第215話 神様、もう少しだけ……
「うん、巫女エルフー」
「――ってなに?」
「エルフ村ではおーさまのお世話をする女の子なんだー」
「エルフ村……つまり君はエルフ! うわすごい、初めて見た! さすがエルフ、尋常じゃなく可愛いな!」
「ありがとー、はおーさまー。それでね、巫女エルフは昔のはおーさまが作ったしきたりなんだよー」
「『はおーさま』って《神滅覇王》のこと、だよな?」
「そーだよー。はおーさまが、今のはおーさまだよねー? クレアははおーさまの巫女エルフだから力の余韻? みたいなのがバッチシわかるんだー」
「それは実に素晴らしいしきたりだな、恐れ入ったよ……っていやいやだからその前に確認しないといけないことがあるだろ俺!」
人間、魅力的すぎる条件を出されると一周回って引いてしまうからか。
俺はビッグバンおっぱいフリーパスチケットの誘惑をさらりと断ち切ってみせると、
「実は全然覚えてないんだけどさ。多分、俺のことを助けてくれたんだよな?」
「そーだよー。はおーさまの巫女エルフだからねー」
「その時にさ、近くに幼女が2人いなかったかな? ハヅキとトワって名前なんだけど。すごく大事な子たちでさ」
「んーと、その子たちならさっきお外でお花を見てたよー? そこの窓から見えるんじゃないかなー」
その言葉を聞いた俺は、右手で抱きかかえちゃってたビッグバンおっぱいな巫女エルフちゃんからこれ幸いと離れると、窓へと駆け寄った。
「ほっ、無事だったか……元気そうだし良かった……」
窓から見える2人は、並んでしゃがみこんで花壇のお花を愛でていた。
お姉さん風を吹かせるハヅキがなにやら指差して、それにトワがふんふん頷いている。
「尊いな、うん、尊いよ。

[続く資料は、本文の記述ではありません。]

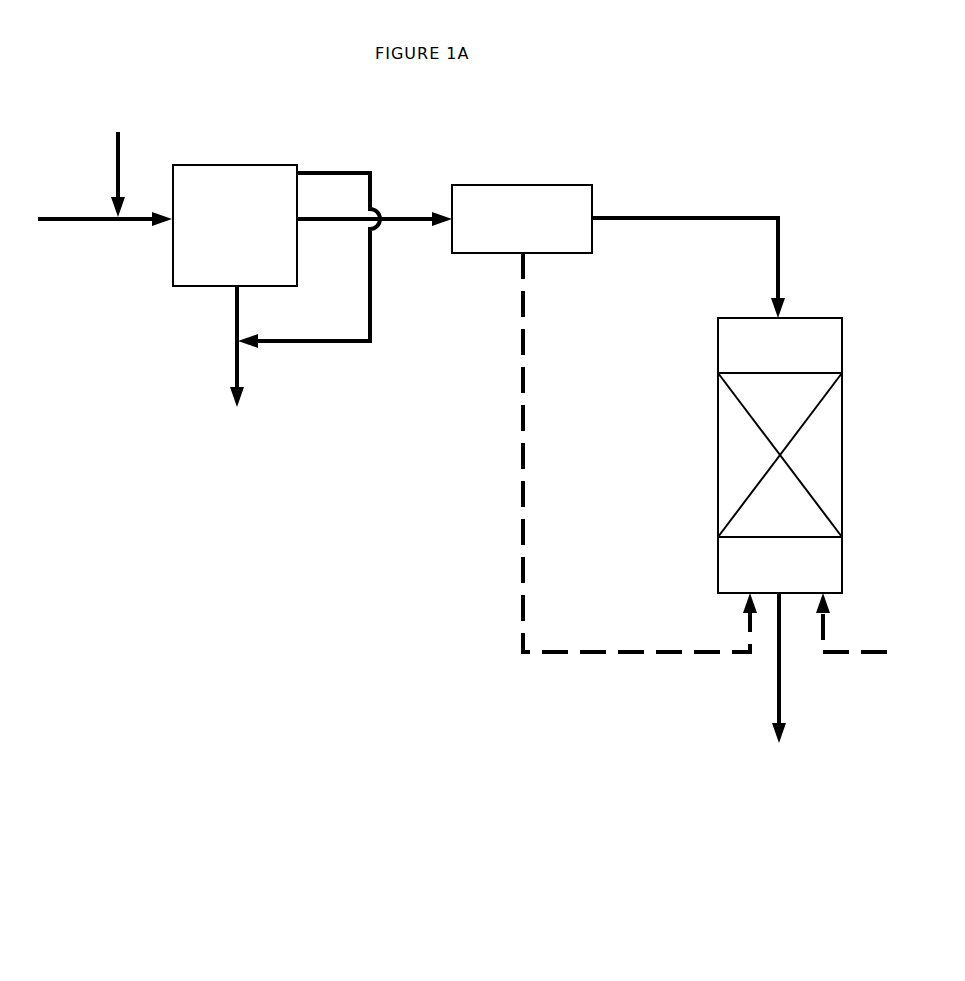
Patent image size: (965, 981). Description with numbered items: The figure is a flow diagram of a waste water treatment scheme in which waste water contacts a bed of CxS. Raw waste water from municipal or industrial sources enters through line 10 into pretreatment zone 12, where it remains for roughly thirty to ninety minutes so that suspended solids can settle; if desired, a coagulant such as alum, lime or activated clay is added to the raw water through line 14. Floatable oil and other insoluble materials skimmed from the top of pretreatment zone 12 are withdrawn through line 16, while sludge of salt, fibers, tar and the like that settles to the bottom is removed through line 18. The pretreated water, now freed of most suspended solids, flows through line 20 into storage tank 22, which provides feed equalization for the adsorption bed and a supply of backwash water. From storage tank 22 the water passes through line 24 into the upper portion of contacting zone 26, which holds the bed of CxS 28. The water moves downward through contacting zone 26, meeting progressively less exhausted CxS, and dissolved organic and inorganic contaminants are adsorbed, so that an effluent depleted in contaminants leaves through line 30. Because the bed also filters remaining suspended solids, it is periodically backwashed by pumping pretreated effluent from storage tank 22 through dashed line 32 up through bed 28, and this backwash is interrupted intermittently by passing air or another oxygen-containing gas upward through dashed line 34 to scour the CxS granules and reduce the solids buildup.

The line 10 is at (73, 221).
The pretreatment zone 12 is at (235, 225).
The line 14 is at (120, 148).
The line 16 is at (334, 173).
The line 18 is at (233, 368).
The line 20 is at (400, 215).
The storage tank 22 is at (522, 219).
The line 24 is at (700, 216).
The contacting zone 26 is at (834, 317).
The bed of CxS 28 is at (835, 433).
The line 30 is at (782, 703).
The dashed line 32 is at (526, 527).
The dashed line 34 is at (850, 649).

仲睦まじい幼女たちの姿に、俺の心もきれいさっぱり洗われるようだ……」
俺は何年にもわたる赤貧を乗り越えて信奉する神の奇跡を目にした敬虔な信者のように、胸が熱い想いに満たされるのを感じていた。
「じゃあ続きしよっかー」
「続き?」
直後、
ぴとっ!
背中に柔らかいものが押し付けられる。
「っ!? な、なにを――」
「おっぱい触るんでしょー、はおーさまならいいよー」
巫女エルフちゃんからそんな言葉がですね、かけられたわけですよ?
「……ご、ごくり」
俺は3学期の席替えで学園のアイドルの隣席になって義理チョコを貰った冴えない男子のように、股間が熱い想いに満たされるのを感じていた。
な、なんだよこのいきなりの展開。
素敵すぎるだろ……常識的に考えて!
しかもハヅキとトワの無事を確認してホッとした途端に、この背中に押し当てられた激しく自己主張する逸品にですね、意識がぐいぐい引っ張られてしまうわけですよ……!

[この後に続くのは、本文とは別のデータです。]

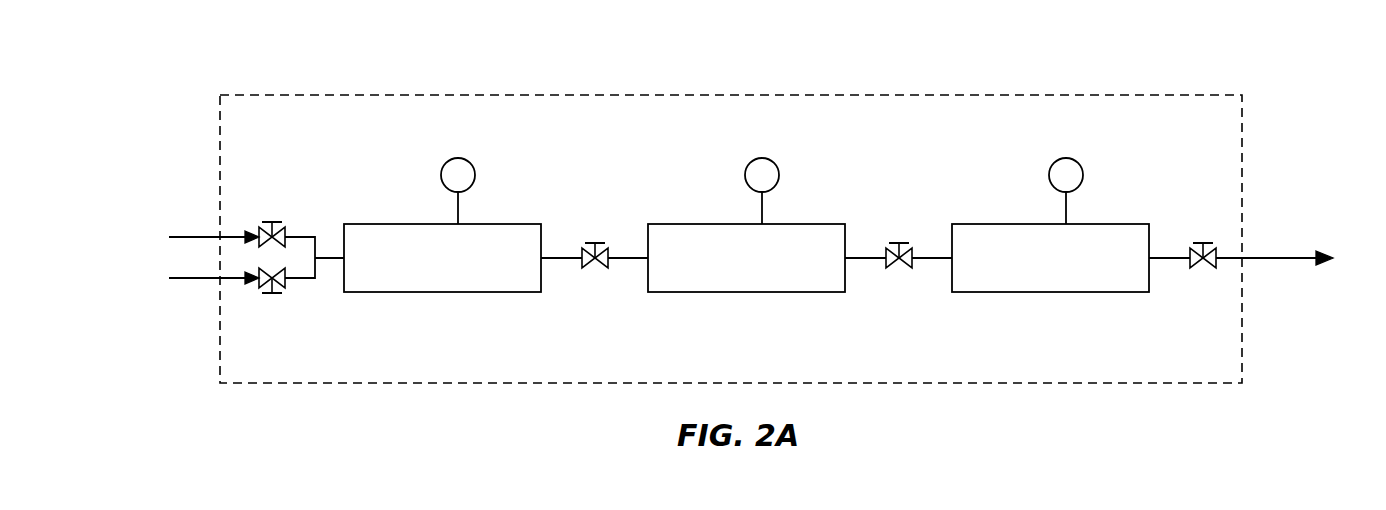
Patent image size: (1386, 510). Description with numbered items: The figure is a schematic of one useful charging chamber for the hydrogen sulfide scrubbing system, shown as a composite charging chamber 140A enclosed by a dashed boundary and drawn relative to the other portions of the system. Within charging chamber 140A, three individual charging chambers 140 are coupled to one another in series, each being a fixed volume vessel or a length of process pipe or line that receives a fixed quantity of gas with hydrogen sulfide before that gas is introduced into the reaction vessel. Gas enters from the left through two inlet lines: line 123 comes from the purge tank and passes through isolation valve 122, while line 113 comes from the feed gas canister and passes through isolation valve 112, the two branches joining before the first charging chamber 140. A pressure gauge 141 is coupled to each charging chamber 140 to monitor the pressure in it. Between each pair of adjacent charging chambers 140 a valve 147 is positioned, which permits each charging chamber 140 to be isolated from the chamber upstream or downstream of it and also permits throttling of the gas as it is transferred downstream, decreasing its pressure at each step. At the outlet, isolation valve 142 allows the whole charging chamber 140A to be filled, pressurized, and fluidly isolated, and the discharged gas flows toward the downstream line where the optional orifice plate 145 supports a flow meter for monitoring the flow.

The charging chamber 140A is at (1128, 63).
The charging chamber 140 is at (746, 258).
The pressure gauge 141 is at (458, 158).
The isolation valve 142 is at (1208, 243).
The orifice plate 145 is at (1268, 258).
The valve 147 is at (600, 243).
The isolation valve 122 is at (272, 222).
The isolation valve 112 is at (272, 293).
The line 123 is at (198, 237).
The line 113 is at (198, 278).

「くっ、だめだ、ちゃんと2人に俺が目覚めたことを伝えてあげないと……!」
「それならだいじょーぶだよー。疲れて寝てるだけだってちゃんと言ってあるしー」
「そ、そうか……そうなのか……ならいいかな? うん……いいよね!」
そういうことなら話は早い!
この素敵すぎるおっぱいを、押し付けられた背中の感触だけで済ますという選択がありえようか?
もはやそれは巫女エルフちゃんのご奉仕精神&このような芸術の極致っぱいを創造なされた神に対する冒涜ではないだろうか?

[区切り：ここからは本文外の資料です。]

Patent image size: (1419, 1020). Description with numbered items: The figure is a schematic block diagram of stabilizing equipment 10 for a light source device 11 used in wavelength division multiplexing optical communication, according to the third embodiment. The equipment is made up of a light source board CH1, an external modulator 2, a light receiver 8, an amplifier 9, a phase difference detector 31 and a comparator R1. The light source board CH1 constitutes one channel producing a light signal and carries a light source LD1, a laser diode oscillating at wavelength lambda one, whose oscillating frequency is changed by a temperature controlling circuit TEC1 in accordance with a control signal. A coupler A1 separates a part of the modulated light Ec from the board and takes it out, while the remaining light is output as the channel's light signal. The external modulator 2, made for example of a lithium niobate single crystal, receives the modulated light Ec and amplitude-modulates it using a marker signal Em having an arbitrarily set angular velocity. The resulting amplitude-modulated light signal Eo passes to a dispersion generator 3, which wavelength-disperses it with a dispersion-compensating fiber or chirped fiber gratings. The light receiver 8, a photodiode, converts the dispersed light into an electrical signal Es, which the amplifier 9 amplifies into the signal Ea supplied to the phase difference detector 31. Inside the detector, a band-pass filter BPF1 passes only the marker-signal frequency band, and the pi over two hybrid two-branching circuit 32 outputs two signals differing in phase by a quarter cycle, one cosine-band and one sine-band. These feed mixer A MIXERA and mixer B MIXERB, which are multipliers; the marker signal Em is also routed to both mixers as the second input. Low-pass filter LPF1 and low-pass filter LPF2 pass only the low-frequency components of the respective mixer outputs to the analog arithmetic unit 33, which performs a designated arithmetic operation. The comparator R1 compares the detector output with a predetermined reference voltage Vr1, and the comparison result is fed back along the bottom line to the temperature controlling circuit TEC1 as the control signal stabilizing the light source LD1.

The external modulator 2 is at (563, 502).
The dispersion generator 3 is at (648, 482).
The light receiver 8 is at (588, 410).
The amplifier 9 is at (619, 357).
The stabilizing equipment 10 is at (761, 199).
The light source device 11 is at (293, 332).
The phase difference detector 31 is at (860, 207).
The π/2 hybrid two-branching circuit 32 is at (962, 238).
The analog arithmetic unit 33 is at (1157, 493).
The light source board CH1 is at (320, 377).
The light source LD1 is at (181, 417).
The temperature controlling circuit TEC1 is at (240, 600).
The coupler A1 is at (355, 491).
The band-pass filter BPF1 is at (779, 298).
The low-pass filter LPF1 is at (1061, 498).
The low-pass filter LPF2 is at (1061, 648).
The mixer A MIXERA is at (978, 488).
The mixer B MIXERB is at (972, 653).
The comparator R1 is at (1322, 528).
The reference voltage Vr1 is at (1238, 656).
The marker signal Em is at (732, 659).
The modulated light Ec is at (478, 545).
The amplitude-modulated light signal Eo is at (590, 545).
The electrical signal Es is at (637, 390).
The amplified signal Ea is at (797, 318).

事ここに至っては、漢・麻奈志漏誠也、ビッグバンの謎に正面から立ち向かう所存であります――!
いくぞ――と振り返りかけたまさにその瞬間だった。
「あ、2人がこっちに気付いたみたい! おーい! やっほー!」
「ぇ……?」
間抜けな声を上げた俺を尻目に、巫女エルフちゃんの声につられるようにして、2人の幼女が一目散に俺の方へと走り寄ってきて――、
「まなしー! おきた! よかった!」
「元気そうでなによりです」
とても2人らしい言い方で、俺の目覚めを喜んでくれたのだった。
それはとってもとっても嬉しかったんだけれど――、
「くっ、神様、もう少しだけ……もう少しだけこの至福の時間を過ごさせてほしかった……」
俺は全員無事だったことに大きな喜びを感じるとともに、据え膳が手を付ける前に下げられたことに、心の中でほろりと一筋、涙したのだった……。